In 2017 politicians accuse each other recurrently of using post-truth in favor of their interests, treating their voters as mere puppets incapable to draw logical conclusions from proven facts. But we will not talk about politics, as this blog’s objectives lie far away from such topics. Then, you will probably wonder, how does all this stuff relate to beer?

“Flagrantly, without any hint of decency. Damm lies”

The guys at Damm have always been at the forefront of communication, advertising and marketing. It would be wrong of them to lag behind in embracing new global trends, so they decided that it was a good time to use post-truth in their ads. To do this, they recorded a new short film - which they have the nerve to call 'The Recipe'- with hot, trendy actors in idyllic spots of the Catalan coast; you can watch it below.

It is clear that the purpose of the short is to present Estrella Damm with an image of high quality and tradition, with a sophisticated brewing process and cool for the consumer, as usual.
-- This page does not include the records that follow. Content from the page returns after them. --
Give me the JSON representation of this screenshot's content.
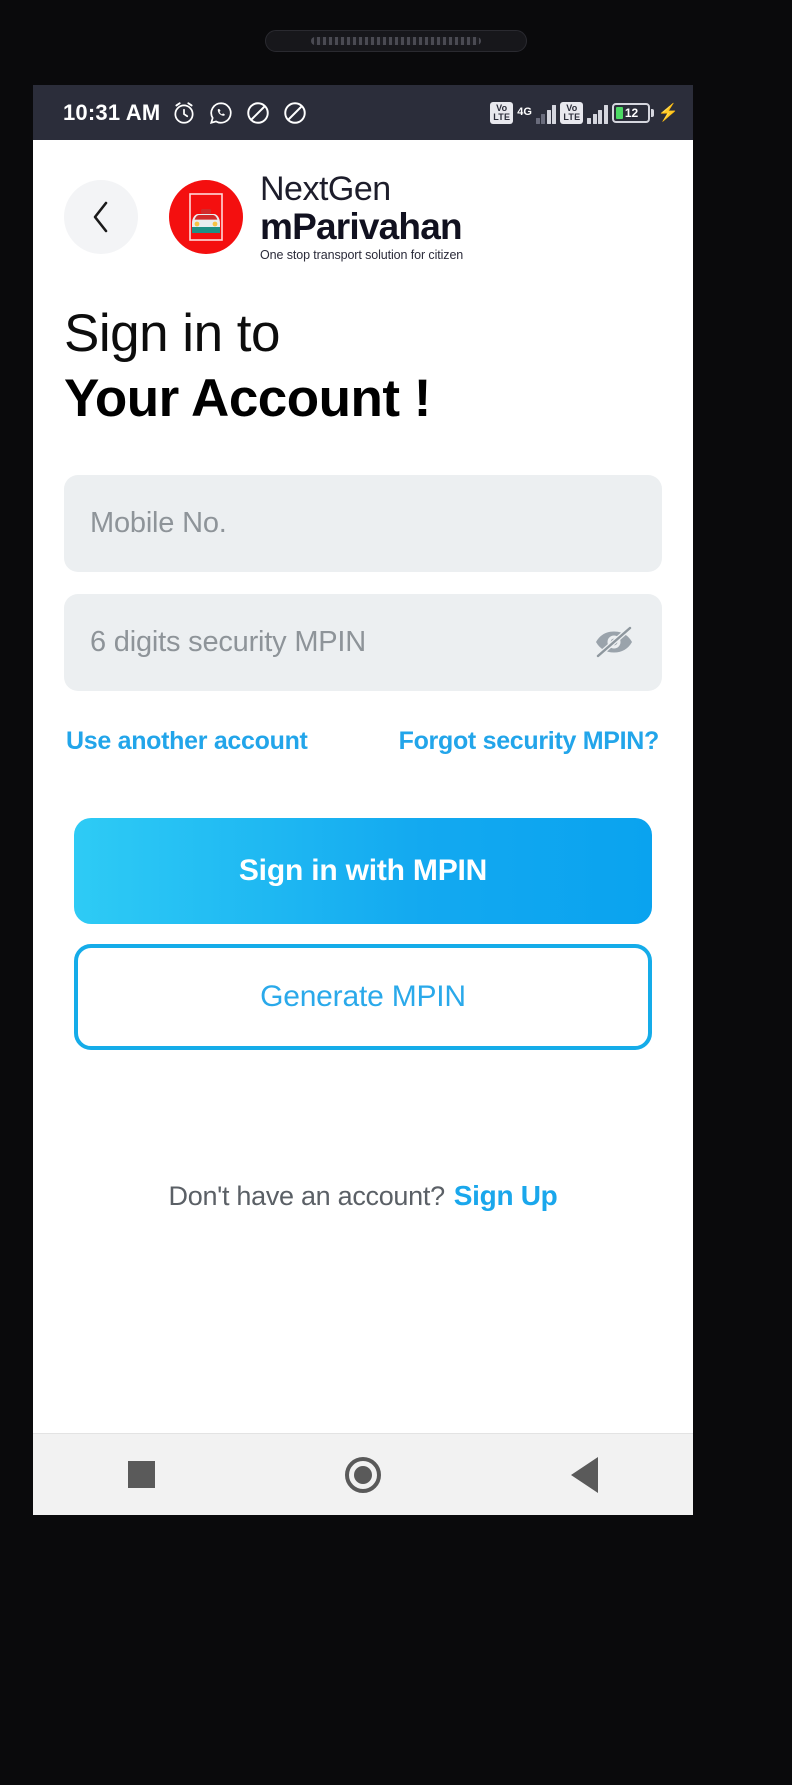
{
  "status_bar": {
    "time": "10:31 AM",
    "icons": [
      "alarm-icon",
      "whatsapp-icon",
      "dnd-icon",
      "dnd-icon"
    ],
    "network_label_1": "Vo\nLTE",
    "volte_top": "Vo",
    "volte_bottom": "LTE",
    "network_type": "4G",
    "battery_percent": "12",
    "charging": true
  },
  "header": {
    "back_icon": "chevron-left-icon",
    "logo_icon": "car-logo-icon",
    "brand_line1": "NextGen",
    "brand_line2": "mParivahan",
    "tagline": "One stop transport solution for citizen"
  },
  "heading": {
    "line1": "Sign in to",
    "line2": "Your Account !"
  },
  "form": {
    "mobile_placeholder": "Mobile No.",
    "mobile_value": "",
    "mpin_placeholder": "6 digits security MPIN",
    "mpin_value": "",
    "toggle_visibility_icon": "eye-off-icon",
    "link_use_another": "Use another account",
    "link_forgot": "Forgot security MPIN?",
    "primary_button": "Sign in with MPIN",
    "secondary_button": "Generate MPIN"
  },
  "footer": {
    "question": "Don't have an account?",
    "action": "Sign Up"
  },
  "nav": {
    "recents": "square-recents-icon",
    "home": "circle-home-icon",
    "back": "triangle-back-icon"
  },
  "colors": {
    "accent_blue": "#15ace9",
    "link_blue": "#22a5ea",
    "brand_red": "#f40f0f",
    "field_bg": "#eceff1",
    "status_bg": "#2b2d3a"
  }
}
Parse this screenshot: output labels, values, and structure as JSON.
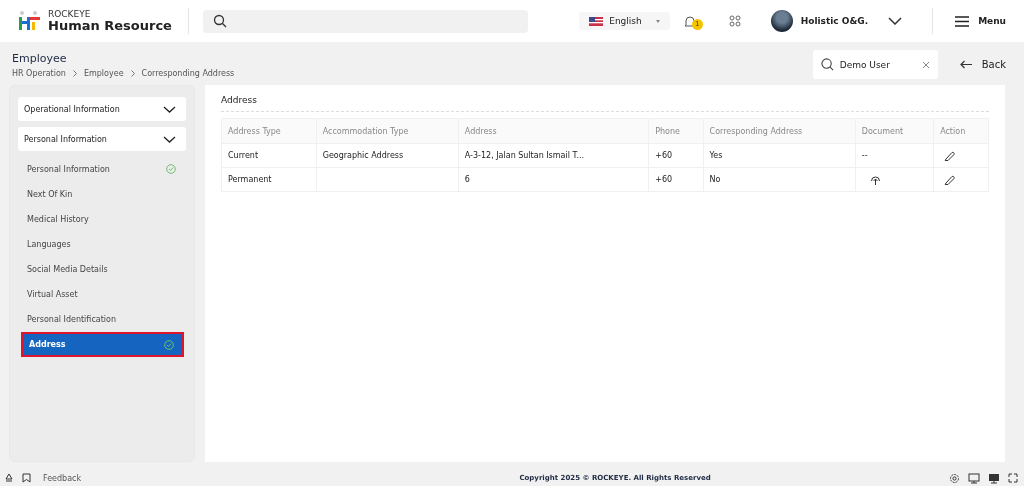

Personally, I think it is a rather awkward dialogue, the one the two protagonists have, but beyond my opinions there was something that felt wrong from the very first time I heard it. Not only that, because after a couple of checks it also felt irritating. Flagrantly, and without any hint of decency, Damm lies.

One must admit that it is true that not every brewer lets the beer rest 2 weeks after fermentation: in similar beers we could speak of months. We might get thin-skinned in many more ways, but let's not lose the focus, because the interesting point comes when the tall guy, Miki Esparbé, states during his monologue: ‘neither additives, nor preservatives; as it used to be: only with natural ingredients and a recipe with more than 140 years[translated from Spanish].

And it is not that the he enters into a frenzy, nor that he is still dizzy as he comments at the beginning of the film. What he says is something that can be found in the brand’s visual advertising, propagated both digitally and physically through all possible channels.

Now there is a question for me: what proof do you have that Miki is not right? If we go beyond the absurdity of thinking that a recipe remains unchanged for more than 140 years, considering the changing size and structure of the brewery, the evolution of brewing techniques and the different sources and qualities of the ingredients, there are several items of evidence to be found.

Let us begin with the brand’s product presentation over the years, from the moment in which the labelling information requirements were introduced in our jurisdiction*. Many collectors are well aware of the additives announced by Damm in the crown caps of Estrella Damm, as they are one of the distinguishing elements among some items in breweriana catalogs. In this sense, it is good to know that Estrella Damm does not need E-405 and E-223 today. However, I remain doubtful about whether August Kuentzmann or Joseph Damm hit upon introducing such additives back in the 19th century.

If two ingredients, a foam stabilizer and an antioxidant, were disregarded, I dare say that even beyond the brewing process the recipe has changed. But it is not necessary to go back to the 80's!

Just 5 years ago, on my visit to the Damm facility in El Prat, I was gifted with a new bottle of Estrella Damm that would be marketed in the UK. The back label clearly indicates that the beer contains maize and E-405 stabiliser -E-223 disappears- in addition to 4.6% ABV. As far as I can verify, Estrella Dorada and Estrella Damm have always had 5.4% ABV. The difference is naturally achieved by adapting the recipe, so that the product graduation adapts better to the drinking habits of the British consumer.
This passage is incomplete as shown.